Directory index forbidden by rule

by Walt Stoneburner

"Son of a *&^%$!"

Lemme guess, you're facing the elusive "DocumentRoot Directory index forbidden by rule" problem with Apache. You've searched the web and found nothing of use.

I first bumped up against it running Mambo, the OpenSource dynamic portal engine and content management system; things worked when the server was started manually as root, but not if you rebooted the system and let /etc/rc.d bring it up.

Your web page delivers this:

    You don't have permission to access / on this server.
And your log says this:
    Directory index forbidden by rule: some directory

Here's the solution.

Your problem has to do with the fact that Apache doesn't have permission to access the directory your virtual site is trying to deliver.

"How can that be?" you wonder, knowing that your web server account has full permission to the directory. And, quite possibly, you did some clever testing and even got a file to serve, but it's still not working right.

In the case of Options Indexes the server is trying to read the directory, because it's going to dynamically build you an index. Problem it, it doesn't have permission to.

Yes, it has file permissions, but not your permission and blessing as the web master.

Go back and check your <Directory ...> entries. Unless your virtual site's DocumentRoot is listed there, Apache won't be able to get at it.

You need the Directory listing in addition to the DocumentRoot. The reason it "normally" works is because most of the time the directory is within Apache installation structure or has been explictly provided by your distribution.
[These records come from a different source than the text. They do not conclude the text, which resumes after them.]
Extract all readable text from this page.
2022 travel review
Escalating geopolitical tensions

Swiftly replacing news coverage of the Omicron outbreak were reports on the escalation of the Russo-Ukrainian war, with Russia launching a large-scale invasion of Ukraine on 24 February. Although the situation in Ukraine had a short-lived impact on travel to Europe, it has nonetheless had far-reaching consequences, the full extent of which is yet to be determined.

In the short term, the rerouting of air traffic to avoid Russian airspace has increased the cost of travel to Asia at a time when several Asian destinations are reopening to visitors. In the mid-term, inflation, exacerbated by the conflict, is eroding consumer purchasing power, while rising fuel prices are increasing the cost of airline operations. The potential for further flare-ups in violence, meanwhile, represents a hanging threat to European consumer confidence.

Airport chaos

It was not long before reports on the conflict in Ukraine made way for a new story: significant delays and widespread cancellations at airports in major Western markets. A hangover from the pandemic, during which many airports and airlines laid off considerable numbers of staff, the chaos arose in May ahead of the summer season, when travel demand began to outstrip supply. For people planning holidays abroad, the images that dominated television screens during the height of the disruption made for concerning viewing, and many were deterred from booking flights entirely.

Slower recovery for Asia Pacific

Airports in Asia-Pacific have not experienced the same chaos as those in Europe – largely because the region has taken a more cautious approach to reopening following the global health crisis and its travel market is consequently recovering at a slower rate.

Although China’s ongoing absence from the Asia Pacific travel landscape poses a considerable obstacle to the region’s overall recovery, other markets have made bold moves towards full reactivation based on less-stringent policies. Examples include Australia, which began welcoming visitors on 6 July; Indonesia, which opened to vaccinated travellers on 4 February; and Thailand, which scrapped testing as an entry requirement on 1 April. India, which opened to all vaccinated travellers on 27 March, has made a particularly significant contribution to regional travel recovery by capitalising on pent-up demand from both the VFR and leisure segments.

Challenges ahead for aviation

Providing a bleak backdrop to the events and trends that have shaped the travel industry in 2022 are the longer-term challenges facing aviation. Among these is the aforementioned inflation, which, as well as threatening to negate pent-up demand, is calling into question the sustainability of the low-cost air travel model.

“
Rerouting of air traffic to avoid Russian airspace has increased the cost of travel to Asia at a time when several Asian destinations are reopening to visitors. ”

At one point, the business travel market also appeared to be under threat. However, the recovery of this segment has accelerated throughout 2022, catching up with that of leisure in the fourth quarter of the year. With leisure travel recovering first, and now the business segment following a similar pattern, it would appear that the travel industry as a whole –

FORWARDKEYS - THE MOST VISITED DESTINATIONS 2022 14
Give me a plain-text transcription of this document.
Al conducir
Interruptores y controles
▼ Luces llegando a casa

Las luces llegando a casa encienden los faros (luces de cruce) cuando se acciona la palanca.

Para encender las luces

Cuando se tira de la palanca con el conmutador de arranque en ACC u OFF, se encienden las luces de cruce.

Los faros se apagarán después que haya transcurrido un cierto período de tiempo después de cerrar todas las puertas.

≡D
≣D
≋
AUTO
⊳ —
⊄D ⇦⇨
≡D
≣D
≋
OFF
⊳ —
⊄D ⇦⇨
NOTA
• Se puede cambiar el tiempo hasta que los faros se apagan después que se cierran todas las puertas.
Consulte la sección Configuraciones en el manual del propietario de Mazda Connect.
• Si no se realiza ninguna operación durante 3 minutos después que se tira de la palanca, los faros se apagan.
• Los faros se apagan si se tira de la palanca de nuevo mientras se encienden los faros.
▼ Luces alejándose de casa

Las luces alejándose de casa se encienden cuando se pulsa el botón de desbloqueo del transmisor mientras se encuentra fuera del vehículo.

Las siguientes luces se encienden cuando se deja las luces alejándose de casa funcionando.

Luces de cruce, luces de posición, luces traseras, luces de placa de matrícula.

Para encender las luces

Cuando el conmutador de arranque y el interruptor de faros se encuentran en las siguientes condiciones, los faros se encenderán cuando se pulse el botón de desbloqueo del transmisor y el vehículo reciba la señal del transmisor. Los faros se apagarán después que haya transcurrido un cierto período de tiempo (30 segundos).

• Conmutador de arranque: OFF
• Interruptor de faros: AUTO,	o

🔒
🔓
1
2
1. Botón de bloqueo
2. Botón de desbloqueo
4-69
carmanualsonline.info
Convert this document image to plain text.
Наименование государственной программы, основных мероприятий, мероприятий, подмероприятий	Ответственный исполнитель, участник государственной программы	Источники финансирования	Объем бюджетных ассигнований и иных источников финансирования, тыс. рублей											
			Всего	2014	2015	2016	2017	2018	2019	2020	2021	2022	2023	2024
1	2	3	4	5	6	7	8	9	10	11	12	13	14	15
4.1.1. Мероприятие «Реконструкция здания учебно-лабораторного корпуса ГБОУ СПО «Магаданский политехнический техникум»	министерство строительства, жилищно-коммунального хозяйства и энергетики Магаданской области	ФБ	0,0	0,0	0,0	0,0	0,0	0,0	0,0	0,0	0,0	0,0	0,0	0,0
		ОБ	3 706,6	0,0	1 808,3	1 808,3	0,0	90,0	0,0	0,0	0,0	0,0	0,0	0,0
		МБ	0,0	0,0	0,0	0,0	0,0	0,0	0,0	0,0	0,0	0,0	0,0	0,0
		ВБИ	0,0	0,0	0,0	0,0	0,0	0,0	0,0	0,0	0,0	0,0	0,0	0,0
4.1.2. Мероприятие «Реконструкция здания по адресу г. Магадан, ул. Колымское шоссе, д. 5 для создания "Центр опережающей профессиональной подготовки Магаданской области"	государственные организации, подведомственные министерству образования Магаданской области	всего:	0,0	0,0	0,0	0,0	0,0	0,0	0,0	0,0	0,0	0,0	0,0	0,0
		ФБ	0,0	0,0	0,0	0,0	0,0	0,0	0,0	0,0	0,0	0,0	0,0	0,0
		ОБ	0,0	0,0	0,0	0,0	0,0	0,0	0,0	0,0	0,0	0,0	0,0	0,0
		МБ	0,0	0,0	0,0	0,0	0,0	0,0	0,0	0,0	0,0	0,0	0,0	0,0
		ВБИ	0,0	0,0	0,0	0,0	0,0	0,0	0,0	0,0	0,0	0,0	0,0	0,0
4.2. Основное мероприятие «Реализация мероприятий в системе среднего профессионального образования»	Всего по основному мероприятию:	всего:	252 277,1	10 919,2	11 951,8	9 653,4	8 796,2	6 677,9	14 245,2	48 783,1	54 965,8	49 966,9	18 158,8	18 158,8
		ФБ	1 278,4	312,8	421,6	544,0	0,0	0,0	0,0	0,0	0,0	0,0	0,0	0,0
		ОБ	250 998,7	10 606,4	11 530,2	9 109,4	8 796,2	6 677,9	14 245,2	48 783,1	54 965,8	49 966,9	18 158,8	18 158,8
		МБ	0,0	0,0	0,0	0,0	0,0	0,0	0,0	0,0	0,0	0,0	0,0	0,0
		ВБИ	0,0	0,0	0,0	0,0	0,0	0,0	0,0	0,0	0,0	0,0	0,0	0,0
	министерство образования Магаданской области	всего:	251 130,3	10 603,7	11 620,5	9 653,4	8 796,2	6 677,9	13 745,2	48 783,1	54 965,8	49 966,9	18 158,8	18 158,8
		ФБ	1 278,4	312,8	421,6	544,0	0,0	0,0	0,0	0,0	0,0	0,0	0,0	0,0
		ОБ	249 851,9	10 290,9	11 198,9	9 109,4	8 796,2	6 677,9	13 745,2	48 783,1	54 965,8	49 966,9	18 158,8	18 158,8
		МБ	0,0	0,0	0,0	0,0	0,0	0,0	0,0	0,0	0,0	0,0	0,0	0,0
Note that / may be denied, but /usr/local/apache/htdocs or /var/www is listed. You just need to add your own.

Example of correctly accessing a directory outside the tree:

    <Directory "/your/virtualhost/docroot/with/noslash">
      Options All ExecCGI FollowSymLinks Includes Indexes
      Allow from All
      Order Allow,Deny
      AllowOverride All Options
    </Directory>
    
    <VirtualHost *:80>
      ServerName www.newvirtualhost.com
      Options All ExecCGI FollowSymLinks Indexes
      DirectoryIndex index.php index.html index.hml index.phtml index.shtml
      DocumentRoot "/your/virtualhost/docroot/with/noslash"
    </VirtualHost>
    

 

New problem.

You've put a file inside the Apache's html directory, and existing files can be served, but new ones you created can't.

Even more confusing, if you copy or rename an existing file for testing purposes, that works.

You've checked, and the file owners and permissions of the broken files are identical to the working files. You've combed the httpd.conf file and found nothing out of place.

What's wrong? You've been bit by SELinux.

The secure environment of SELinux, usually installed with Fedora Core 4, provides a security context with each file, directory, device and so forth.

The easiest solution is to turn it off. Really.

Edit the file /etc/selinux/config and set SELINUX=disabled.

You may need to reboot to make this change take affect.